Seaweed could be a more sustainable source of biofuels than food crops like sugarcane or corn. Credit: Bio Architecture Lab, Inc.

Bioengineers have devised a way to produce ethanol from seaweed, laying the groundwork for a biofuel that doesn't sacrifice food crops.

Yasuo Yoshikuni and his colleagues at the Bio Architecture Lab in Berkeley, California, engineered the bacterium Escherichia coli so that it could digest brown seaweed and produce ethanol. Their work is published in Science today1.

Yoshikuni says that his group chose brown seaweed because it was both sustainable and scalable. “Seaweed is already produced in huge quantities around the world without taking up any fresh water or arable land.” Brown seaweed also grows faster than red or green seaweed, with varieties such as the giant kelp, found off the coast of California, growing by up to a metre a day.
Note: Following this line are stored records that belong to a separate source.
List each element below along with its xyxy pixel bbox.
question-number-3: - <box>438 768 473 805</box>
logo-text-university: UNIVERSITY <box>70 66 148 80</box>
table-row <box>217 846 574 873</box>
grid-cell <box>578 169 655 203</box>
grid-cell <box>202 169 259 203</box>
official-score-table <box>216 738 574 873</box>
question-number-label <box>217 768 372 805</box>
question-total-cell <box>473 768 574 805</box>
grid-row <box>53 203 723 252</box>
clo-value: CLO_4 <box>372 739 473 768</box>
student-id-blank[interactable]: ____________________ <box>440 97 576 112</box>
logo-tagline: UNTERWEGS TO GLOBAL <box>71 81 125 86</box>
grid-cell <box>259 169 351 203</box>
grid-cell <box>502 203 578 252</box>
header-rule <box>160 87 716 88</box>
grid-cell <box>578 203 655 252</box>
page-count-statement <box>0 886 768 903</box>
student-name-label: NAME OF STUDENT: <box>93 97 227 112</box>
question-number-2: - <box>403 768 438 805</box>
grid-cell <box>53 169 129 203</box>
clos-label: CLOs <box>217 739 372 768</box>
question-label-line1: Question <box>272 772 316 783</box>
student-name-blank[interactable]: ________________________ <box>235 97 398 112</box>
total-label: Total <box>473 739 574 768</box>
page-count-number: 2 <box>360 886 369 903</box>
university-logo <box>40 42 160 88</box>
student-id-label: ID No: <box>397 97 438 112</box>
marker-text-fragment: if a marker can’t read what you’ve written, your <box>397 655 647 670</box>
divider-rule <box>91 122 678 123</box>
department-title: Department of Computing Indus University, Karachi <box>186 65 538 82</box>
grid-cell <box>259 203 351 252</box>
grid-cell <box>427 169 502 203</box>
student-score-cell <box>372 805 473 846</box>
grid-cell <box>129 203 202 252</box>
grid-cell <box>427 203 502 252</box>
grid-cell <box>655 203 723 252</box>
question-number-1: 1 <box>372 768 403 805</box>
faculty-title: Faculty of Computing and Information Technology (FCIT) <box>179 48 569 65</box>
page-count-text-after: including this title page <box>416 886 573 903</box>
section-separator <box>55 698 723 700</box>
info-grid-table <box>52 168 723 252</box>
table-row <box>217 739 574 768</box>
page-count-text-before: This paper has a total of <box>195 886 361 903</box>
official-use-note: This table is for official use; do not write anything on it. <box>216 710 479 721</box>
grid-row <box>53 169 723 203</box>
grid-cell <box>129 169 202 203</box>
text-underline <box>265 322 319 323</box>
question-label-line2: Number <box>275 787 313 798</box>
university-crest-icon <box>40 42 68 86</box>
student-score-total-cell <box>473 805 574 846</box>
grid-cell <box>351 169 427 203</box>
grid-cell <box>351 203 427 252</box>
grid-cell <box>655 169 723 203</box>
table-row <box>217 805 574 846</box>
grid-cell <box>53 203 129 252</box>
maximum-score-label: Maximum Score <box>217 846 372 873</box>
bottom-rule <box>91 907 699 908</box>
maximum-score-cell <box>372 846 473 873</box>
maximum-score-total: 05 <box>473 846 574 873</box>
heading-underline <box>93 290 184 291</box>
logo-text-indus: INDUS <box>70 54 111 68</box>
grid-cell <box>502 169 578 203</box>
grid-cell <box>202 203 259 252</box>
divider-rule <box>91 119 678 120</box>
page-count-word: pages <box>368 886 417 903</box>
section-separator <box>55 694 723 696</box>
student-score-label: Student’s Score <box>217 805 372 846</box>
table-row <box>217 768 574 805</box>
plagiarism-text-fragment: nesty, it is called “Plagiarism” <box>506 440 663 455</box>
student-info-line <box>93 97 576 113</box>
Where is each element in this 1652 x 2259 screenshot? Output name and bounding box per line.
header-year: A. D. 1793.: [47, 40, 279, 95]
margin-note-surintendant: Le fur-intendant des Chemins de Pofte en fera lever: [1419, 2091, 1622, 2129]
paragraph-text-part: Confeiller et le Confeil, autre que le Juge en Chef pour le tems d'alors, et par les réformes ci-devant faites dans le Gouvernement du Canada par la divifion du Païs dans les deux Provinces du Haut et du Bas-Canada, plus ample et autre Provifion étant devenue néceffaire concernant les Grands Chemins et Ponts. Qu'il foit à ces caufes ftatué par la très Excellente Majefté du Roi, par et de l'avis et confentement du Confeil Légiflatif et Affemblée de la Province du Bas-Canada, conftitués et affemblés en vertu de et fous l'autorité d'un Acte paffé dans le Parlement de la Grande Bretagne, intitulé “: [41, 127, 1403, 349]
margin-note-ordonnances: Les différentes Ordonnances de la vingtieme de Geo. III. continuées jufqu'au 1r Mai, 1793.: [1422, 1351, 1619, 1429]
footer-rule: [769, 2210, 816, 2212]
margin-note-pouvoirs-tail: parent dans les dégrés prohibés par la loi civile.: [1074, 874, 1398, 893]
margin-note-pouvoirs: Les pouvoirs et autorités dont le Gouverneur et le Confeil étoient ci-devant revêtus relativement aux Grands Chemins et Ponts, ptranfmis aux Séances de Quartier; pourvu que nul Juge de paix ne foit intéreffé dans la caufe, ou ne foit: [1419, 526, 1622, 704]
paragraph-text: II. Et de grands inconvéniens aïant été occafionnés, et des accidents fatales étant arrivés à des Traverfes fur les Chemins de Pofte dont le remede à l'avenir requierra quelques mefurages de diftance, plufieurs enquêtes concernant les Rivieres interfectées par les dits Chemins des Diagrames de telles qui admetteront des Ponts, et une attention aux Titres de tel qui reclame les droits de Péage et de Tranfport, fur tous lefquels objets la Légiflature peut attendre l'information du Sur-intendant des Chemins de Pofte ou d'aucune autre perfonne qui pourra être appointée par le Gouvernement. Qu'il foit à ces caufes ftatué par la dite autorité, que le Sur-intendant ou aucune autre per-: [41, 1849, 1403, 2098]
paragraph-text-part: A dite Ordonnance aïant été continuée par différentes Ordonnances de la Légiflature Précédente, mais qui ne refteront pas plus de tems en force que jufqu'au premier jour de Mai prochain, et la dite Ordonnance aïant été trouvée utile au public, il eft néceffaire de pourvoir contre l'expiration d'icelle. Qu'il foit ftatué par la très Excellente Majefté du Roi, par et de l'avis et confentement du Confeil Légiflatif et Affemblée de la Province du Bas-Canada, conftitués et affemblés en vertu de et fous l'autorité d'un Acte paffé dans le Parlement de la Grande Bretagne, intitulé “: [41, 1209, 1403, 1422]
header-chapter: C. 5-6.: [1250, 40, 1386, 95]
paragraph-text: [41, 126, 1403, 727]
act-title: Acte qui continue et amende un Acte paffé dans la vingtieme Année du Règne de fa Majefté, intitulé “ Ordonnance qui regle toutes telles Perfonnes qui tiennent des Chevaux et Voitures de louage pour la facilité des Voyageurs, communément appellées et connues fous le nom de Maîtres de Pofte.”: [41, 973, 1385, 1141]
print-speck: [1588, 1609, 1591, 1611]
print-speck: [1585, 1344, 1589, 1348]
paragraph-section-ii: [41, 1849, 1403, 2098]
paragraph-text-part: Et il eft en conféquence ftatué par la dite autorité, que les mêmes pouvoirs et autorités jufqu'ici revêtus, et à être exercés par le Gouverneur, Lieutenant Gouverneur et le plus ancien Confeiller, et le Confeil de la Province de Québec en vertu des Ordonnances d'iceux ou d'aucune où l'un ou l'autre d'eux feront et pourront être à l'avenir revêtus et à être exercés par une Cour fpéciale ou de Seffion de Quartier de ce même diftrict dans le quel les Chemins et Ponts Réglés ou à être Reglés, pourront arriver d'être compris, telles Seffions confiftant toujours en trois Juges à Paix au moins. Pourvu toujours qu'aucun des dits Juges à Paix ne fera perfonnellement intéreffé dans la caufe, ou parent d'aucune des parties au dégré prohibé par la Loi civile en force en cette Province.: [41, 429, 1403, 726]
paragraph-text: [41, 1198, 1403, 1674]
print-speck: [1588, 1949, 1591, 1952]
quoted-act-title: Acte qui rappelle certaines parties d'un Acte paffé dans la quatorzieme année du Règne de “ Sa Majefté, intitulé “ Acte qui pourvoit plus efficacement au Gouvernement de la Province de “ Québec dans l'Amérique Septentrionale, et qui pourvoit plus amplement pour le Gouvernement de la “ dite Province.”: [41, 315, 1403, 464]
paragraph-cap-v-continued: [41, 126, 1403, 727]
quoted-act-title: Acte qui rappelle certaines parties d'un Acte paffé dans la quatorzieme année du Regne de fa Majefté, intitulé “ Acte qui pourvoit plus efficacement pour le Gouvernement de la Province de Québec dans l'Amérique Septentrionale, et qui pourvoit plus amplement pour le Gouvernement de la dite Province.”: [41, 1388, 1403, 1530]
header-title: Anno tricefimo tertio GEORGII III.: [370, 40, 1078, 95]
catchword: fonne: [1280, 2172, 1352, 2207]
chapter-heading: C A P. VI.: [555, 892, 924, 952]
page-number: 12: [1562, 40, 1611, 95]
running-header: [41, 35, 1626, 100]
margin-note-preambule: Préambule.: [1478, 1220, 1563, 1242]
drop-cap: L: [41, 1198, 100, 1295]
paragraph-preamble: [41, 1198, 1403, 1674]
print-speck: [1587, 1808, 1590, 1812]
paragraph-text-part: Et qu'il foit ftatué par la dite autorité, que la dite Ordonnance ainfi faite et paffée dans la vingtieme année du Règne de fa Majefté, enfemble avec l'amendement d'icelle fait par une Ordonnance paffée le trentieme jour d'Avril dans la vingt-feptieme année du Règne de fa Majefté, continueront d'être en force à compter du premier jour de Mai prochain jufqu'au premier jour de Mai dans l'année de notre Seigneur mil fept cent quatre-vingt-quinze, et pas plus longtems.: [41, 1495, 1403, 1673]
Many researchers are exploring ways to produce ethanol without using food crops such as sugar cane or maize (corn), and have turned to different feedstocks including switchgrass, the succulent plant jatropha, cyanobacteria and green algae. However, producing biofuels from sugar cane or maize not only detracts from food supplies, but also takes up huge areas of arable land. In the case of maize, more energy is required for growing and harvesting the crop than can be gained from the ethanol produced.

But producing biofuels from seaweed has so far proved difficult for bioengineers. Seaweed produces four kinds of sugars — laminarin, mannitol, alginate and cellulose. The biggest fraction in brown seaweed is alginate, which is a complex polysaccharide and tricky for microbes to digest.

“The carbohydrates are rather exotic compared to traditional terrestrial sources like corn or sugar cane,” says Yoshikuni. “Alginate is the key to unlocking the potential of brown seaweed.”

Seaweed solution

So using Vibrio splendidus, a marine microbe that can digest brown seaweed, Yoshikuni and his team isolated a biochemical pathway that breaks down alginate. They inserted the genes responsible into a strain of E. coli, which could then digest the alginate into simple sugars. The team also engineered the strain so that it could convert those sugars into ethanol, enabling the direct production of ethanol from brown seaweed. This strain of E. coli could, in theory, be engineered to produce a variety of other useful chemicals and fuels.

“This is very impressive work — it really is a groundbreaking achievement,” says Yong-Su Jin of the Institute for Genomic Biology at the University of Illinois in Urbana-Champaign, who also studies biofuel production from seaweed. Jin works with red seaweed, which is less abundant in the world’s oceans than brown seaweed, but “relatively easy to ferment using yeast”, he says, because of its lower alginate content2.

Stephen Mayfield, director of the San Diego Center for Algae Biotechnology at the University of California San Diego, calls the work “a very sophisticated engineering feat”, but adds “so far this has almost nothing to do with bioenergy production”. The main challenge in biofuels is not the ability to degrade complex carbohydrates and turn them into simple sugars, he explains: “It’s the rest of the steps involved in the lifecycle of growing and transporting the biomass.”

Scalability remains the big problem: people have farmed seaweed for hundreds of years, but only produce several thousand tonnes a year for food. Biofuel production would require billions of tonnes. “We still face a huge technical gap for large-scale cultivation,” says Jin.

That’s the next step, says Yoshikuni: this year his team will demonstrate the feasibility of their ethanol-production process at a pilot plant being built in Chile.